Canada’s not perfect, obviously. But something about the quieter, more collective tone of Canadian politics — the (at least theoretical) commitment to pluralism, to fairness, to figuring things out together — feels like it’s worth protecting. I didn’t always see it that way. For a long time, I didn’t feel equipped to have a political opinion at all. But lately I’ve been learning. Paying more attention. Starting to develop real preferences — not based on party lines, but on ideas that work. I don’t care much for ideology, but I do care about what’s effective, what brings people together, what actually makes life better for most. That feels political in the best possible way.

At the same time, I worry about the creeping influence of our big neighbour’s political habits. The polarization, the two-party mentality, the way every issue seems to be framed as a zero-sum battle. I’d hate to see Canada drift into that kind of binary thinking — where collaboration becomes a weakness, and politics becomes more about winning than working things out. I want a system where people from all sides can still come to the table. That still feels possible here. And it feels worth fighting for.

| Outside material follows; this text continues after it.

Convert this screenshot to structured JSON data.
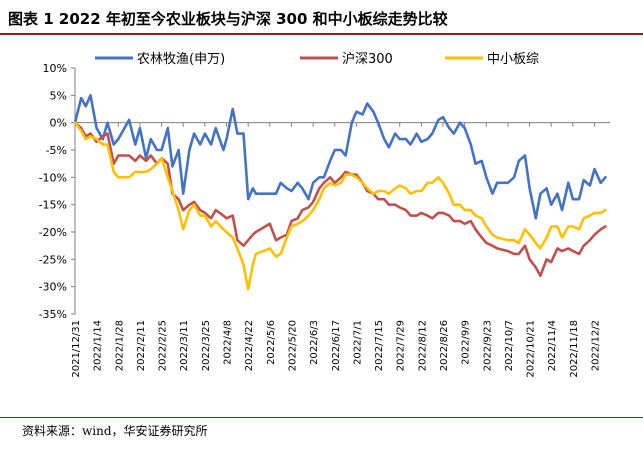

But I’ve come to realize that unity — the real kind, not the culty kind — doesn’t come from staying silent. It comes from engagement. From listening. From disagreement, even, but disagreement rooted in a shared sense that we belong to one another in some way. That our fates are connected.

And so lately I’ve been thinking more about what kind of citizen I want to be. Not just legally, but ethically. Emotionally. Do I want to keep skating on the surface of things — nostalgic for a version of America that maybe never really existed — or do I want to dig in where I am? Do I want to help strengthen the country I’ve made my home?

These aren’t easy questions. I still feel that pull toward the open road, the punk rock, the palm trees and fantasy of endless freedom. But I also see the cost of unchecked individualism. And I see the beauty in imperfect attempts at solidarity — even if they’re quiet, even if they don’t go viral.

So yeah. Just thinking out loud. But maybe that’s where a lot of clarity starts.